Blogosphère. Un journaliste parle de la déception de certains blogueurs MoDem, reprise dans la presse (notamment Le Monde du 27 mars, article en archive payante). A ce sujet, Bayrou a sorti un tissu d’énormités, même si je lui donne raison sur certains points. Les blogueurs déçus, en tant qu’adhérents pourront s’exprimer lors du référendum extraordinaire. Soit, c’est un truisme. Immédiatement après, il joue le Père la Morale. Je cite : « les blogueurs sont éruptifs ». Les mots ne sont pas retenus. Dès que tout va un peu mal, les blogueurs hurlent très fort ; dès que tout va bien, ils crient leur amour. Internet doit donc apprendre d’une part à se modérer et à prendre du recul, et d’autre part à « comprendre les sensibilités des adhérents traditionnels« . Je ne veux pas intenter un procès d’intention, mais selon moi, cela veut dire : « les jeunes adhérents, respectez les vieux adhérents, ceux-là même qui me sont le moins fidèles et ont un tropisme plus à droite ».

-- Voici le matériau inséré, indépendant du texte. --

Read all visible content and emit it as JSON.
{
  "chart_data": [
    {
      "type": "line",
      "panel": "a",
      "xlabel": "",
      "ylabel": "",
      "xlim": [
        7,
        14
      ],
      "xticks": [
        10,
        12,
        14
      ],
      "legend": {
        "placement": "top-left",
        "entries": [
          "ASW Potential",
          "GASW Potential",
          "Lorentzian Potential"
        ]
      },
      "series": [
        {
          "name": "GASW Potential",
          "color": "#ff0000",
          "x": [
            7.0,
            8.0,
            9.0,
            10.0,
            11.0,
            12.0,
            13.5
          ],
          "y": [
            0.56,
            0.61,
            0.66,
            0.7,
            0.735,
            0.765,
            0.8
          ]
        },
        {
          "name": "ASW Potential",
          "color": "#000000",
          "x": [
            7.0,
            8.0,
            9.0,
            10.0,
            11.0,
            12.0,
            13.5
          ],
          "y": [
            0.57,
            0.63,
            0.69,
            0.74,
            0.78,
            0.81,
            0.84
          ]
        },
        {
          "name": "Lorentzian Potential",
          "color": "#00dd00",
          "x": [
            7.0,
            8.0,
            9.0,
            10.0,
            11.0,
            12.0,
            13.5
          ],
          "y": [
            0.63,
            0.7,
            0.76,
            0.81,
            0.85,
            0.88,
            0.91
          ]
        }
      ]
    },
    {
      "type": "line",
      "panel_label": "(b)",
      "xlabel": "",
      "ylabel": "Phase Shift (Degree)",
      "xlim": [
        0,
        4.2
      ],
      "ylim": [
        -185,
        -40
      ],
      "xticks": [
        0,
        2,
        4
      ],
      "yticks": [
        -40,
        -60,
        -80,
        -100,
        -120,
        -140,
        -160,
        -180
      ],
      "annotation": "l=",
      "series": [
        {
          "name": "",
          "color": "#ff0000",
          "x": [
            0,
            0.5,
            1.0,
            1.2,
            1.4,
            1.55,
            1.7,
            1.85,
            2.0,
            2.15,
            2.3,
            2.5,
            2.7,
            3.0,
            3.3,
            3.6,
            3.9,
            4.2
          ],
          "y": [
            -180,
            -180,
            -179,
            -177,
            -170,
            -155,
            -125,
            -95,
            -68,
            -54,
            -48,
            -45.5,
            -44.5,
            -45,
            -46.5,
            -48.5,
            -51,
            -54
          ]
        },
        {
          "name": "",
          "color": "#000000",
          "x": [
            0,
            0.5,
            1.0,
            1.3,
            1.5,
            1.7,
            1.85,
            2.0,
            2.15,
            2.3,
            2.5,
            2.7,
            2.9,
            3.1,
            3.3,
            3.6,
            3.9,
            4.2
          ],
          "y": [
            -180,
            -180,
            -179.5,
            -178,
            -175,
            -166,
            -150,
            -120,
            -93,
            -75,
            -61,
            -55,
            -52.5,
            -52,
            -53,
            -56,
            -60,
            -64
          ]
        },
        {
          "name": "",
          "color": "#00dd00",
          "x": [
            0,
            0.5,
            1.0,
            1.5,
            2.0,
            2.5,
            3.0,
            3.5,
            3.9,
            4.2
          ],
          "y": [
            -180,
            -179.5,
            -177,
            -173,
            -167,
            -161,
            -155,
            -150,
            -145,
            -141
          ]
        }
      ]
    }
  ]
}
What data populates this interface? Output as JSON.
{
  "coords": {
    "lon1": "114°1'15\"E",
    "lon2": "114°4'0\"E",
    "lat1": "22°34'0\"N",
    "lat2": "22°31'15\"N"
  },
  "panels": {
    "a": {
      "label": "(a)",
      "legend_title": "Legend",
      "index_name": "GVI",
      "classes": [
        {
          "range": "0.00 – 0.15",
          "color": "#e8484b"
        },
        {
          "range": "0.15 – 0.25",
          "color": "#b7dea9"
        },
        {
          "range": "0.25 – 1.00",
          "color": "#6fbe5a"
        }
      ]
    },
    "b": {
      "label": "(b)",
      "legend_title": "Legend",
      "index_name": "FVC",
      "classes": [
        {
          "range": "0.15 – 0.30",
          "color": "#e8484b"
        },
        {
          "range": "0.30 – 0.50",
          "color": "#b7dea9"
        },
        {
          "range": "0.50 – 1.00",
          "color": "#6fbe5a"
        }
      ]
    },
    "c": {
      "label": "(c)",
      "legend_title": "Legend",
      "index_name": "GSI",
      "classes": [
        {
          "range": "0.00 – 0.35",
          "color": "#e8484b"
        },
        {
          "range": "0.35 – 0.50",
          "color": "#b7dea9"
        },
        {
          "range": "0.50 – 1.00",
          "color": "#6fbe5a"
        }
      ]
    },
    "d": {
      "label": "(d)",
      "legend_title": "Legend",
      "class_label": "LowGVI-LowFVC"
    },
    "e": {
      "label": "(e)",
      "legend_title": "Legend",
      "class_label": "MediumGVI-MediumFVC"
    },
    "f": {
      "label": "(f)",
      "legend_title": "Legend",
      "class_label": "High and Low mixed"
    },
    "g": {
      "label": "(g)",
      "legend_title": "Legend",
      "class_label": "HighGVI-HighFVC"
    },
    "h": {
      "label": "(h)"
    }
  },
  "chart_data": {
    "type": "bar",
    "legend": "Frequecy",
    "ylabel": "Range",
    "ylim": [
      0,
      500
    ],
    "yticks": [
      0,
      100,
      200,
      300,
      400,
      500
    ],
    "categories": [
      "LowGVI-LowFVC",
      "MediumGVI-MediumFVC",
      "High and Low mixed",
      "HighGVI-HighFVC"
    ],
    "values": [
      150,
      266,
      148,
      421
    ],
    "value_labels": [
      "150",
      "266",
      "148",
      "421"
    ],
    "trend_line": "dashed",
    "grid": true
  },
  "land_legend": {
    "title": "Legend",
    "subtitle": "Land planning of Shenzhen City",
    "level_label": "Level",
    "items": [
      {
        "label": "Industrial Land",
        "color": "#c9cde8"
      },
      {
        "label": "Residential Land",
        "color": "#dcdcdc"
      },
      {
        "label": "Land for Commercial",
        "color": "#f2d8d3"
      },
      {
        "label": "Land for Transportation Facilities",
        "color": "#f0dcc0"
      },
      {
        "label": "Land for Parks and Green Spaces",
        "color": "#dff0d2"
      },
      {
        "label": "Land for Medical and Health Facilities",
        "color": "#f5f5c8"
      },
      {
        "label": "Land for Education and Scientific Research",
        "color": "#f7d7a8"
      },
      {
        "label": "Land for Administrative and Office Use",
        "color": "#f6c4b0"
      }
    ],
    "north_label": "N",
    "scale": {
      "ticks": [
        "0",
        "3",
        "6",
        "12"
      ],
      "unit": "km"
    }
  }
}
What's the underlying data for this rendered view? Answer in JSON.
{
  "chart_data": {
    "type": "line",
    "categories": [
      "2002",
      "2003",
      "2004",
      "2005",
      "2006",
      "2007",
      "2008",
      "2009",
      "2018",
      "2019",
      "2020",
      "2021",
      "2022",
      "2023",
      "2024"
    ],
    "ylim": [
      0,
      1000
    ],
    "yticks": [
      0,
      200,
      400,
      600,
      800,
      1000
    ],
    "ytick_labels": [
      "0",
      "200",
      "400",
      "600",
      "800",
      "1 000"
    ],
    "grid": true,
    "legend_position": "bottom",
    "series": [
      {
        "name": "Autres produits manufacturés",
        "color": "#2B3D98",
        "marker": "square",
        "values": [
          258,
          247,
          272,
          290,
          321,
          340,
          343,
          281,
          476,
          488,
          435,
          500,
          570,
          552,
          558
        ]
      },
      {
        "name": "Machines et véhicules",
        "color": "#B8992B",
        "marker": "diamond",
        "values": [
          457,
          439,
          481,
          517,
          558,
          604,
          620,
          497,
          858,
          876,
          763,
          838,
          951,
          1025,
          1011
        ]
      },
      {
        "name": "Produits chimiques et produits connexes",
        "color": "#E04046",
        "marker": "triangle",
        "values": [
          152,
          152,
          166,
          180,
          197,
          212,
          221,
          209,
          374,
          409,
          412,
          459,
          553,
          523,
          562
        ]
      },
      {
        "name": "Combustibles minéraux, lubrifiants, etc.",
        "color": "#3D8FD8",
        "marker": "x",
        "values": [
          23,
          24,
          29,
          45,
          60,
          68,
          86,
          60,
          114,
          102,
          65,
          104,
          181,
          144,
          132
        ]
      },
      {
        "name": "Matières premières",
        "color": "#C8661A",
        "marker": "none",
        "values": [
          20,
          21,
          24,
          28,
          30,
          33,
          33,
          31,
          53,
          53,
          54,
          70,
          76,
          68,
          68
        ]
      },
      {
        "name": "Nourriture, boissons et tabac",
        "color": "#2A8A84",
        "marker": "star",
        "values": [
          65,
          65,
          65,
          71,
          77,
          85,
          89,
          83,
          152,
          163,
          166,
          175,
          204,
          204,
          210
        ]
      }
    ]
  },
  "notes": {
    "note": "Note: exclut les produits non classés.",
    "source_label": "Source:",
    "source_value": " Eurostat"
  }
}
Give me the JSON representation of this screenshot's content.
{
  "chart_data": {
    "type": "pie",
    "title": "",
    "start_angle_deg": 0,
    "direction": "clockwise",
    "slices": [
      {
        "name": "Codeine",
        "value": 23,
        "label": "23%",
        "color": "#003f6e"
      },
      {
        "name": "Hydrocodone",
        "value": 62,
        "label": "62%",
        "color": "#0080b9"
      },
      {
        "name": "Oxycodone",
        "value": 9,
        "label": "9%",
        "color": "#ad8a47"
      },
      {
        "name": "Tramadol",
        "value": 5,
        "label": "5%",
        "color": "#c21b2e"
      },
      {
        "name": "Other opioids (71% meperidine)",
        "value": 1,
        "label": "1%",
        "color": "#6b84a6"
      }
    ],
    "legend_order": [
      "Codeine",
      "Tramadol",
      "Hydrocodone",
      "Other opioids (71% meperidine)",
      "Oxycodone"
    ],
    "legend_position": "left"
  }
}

Au passage, on égratigne un peu les blogueurs PS, qui eux aussi s’interrogent. On dirait qu’il a consulté left_blogs…
Au sujet de la blogosphère MoDem, il y a un foutage de gueule manifeste. Bayrou surestime le poids de cette blogosphère, qui n’a absolument aucun pouvoir de propagande pour les électeurs. Son audience est très limitée. Hormis quelques blogs individuels, la plupart des blogs sont ceux des fédérations ou des mouvements municipaux, pour fonctionner en réseau et coordonner les actions et les informations. De plus, Bayrou prend un malin plaisir à tiquer lorsque le libre-arbitre d’un militant s’exprime clairement sur un blog alors même qu’il en fait un des piliers de son socle idéologique (si on peut l’appeler ainsi), en tout cas l’une des valeurs fondatrices du Mouvement. La concordance entre les paroles vers l’extérieur et les actes vers l’intérieur connaît encore quelques couacs… S’il continue, il va vraiment se mettre la blogosphère MoDem à dos.